Beispiele für Logorrhöe

Als ein Arzt zu einem Patienten mit leichter Wernicke-Aphasie (die das Symptom der Logorrhoe hervorruft) sagte: "Sagen Sie mir, was Sie mit einem Kamm machen", antwortete der Patient: "Was mache ich mit einem Kamm ... was ich mit einem Kamm mache. Nun, ein Kamm ist ein Gerät oder etwas Ähnliches, das sowohl von Männern als auch von Frauen benutzt werden kann, um die Haare auf dem Kopf zu ordnen und neu zu ordnen. Man kann mit ihm auch Musik machen, indem man ein Stück Papier dahinterlegt und hindurchpustet. Manchmal kann er auch in der Kunst verwendet werden - zum Beispiel in der Bildhauerei, um eine Reihe von Linien in weichem Ton zu formen. Er ist normalerweise aus Plastik und meist schwarz, es gibt ihn aber auch in anderen Farben. Er wird in der Tasche getragen oder bis er gebraucht wird, dann wird er herausgenommen und benutzt und dann wieder in die Tasche gesteckt. Ist es das, was Sie sich vorgestellt haben?"

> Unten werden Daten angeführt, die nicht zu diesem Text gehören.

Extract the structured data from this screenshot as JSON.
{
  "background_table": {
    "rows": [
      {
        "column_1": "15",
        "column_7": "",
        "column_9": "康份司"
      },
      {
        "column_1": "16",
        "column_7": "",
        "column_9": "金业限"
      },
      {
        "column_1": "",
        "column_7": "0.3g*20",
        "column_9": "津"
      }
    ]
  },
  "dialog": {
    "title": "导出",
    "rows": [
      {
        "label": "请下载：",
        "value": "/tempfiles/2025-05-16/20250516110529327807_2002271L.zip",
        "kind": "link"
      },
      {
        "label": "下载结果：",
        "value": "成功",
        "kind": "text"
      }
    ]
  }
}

In diesem Fall behielt der Patient die korrekte Grammatik bei und zeigte keine Anzeichen von Neologismen. Allerdings antwortete der Patient dem Arzt mit einem Übermaß an Sprache, denn die meisten Menschen würden einfach antworten: "Ich benutze einen Kamm, um mein Haar zu kämmen".

In einer extremeren Form der Logorrhoe-Aphasie fragte ein Arzt einen männlichen Patienten, ebenfalls mit Wernicke-Aphasie, was ihn ins Krankenhaus gebracht habe. Der Patient antwortete: "Ist das etwas von der Arbeit, die wir früher gemacht haben? ... In Ordnung ... Von wenn Wein [warum] ich hier bin. Was ist los mit mir, weil ich ... war selbst, bis die taenz nahm etwas über die Zeit zwischen mir und meiner regulären Zeit in dieser Zeit und sie nahmen die Zeit in dieser Zeit hier und das ist, wenn die Zeit nahm um hier und sah mich um in es ist mit mir keine Zeit begonnen und ich bekan [begann] Arbeit von nichts anderem, das ist die Art und Weise der Arzt finden mich so ..."

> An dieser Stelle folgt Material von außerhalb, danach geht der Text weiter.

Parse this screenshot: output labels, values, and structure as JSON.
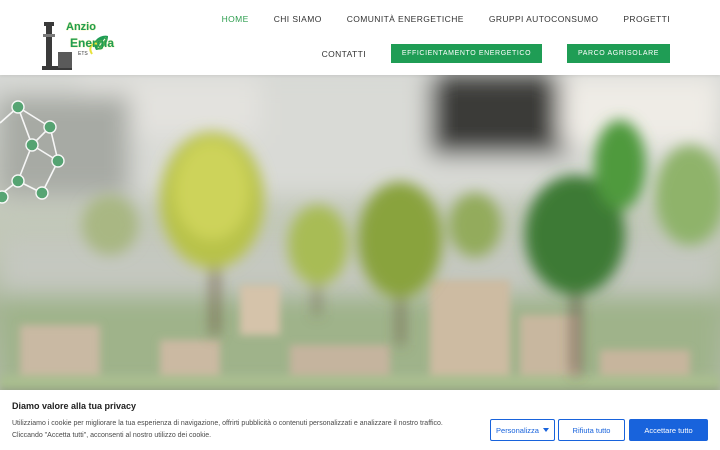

In diesem Beispiel war die Aphasie des Patienten sehr viel schwerer. Es handelte sich nicht nur um einen Fall von Logorrhoe, sondern auch um Neologismen (z. B. "taenz" für "Schlaganfall" und "regelmäßige Zeit" für "regelmäßiges Bad") und einen Verlust der richtigen Satzstruktur.

Ursachen

Logorrhoe steht nachweislich in Zusammenhang mit traumatischen Hirnverletzungen im Frontallappen sowie mit Läsionen im Thalamus und im aufsteigenden retikulären Hemmsystem und wurde mit Aphasie in Verbindung gebracht. Logorrhoe kann auch die Folge einer Reihe von psychiatrischen und neurologischen Störungen sein, darunter Tachypsychie, Manie, Hyperaktivität, Katatonie, ADHS und Schizophrenie.

Aphasien

Die Wernicke-Aphasie und andere Aphasien werden häufig mit Logorrhoe in Verbindung gebracht. Aphasie bezeichnet die neurologische Störung der Sprache, die als Folge einer Funktionsstörung des Gehirns auftritt. Damit ein Patient wirklich eine Aphasie hat, darf bei ihm keine andere Krankheit diagnostiziert worden sein, die seine Kognition beeinträchtigen könnte. Logorrhoe ist ein häufiges Symptom der Wernicke-Aphasie, zusammen mit Umschreibungen, Paraphasien und Neologismen. Häufig treten bei einem Patienten mit Aphasie alle diese Symptome gleichzeitig auf.

Behandlung

Übermäßiges Reden kann ein Symptom einer Grunderkrankung sein und sollte von einem Arzt behandelt werden, wenn es mit Hyperaktivität oder Symptomen einer psychischen Erkrankung, wie Halluzinationen, einhergeht. Die Behandlung der Logorrhoe hängt von der zugrundeliegenden Erkrankung ab, falls eine solche vorliegt. Häufig werden Antipsychotika eingesetzt, und Lithium ist eine übliche Ergänzung für manische Patienten. Bei Patienten mit Hirnläsionen kann der Versuch, ihre Fehler zu korrigieren, die Patienten aufregen und verärgern, da das Sprachzentrum ihres Gehirns möglicherweise nicht in der Lage ist, zu verarbeiten, dass das, was sie sagen, falsch und wortreich ist.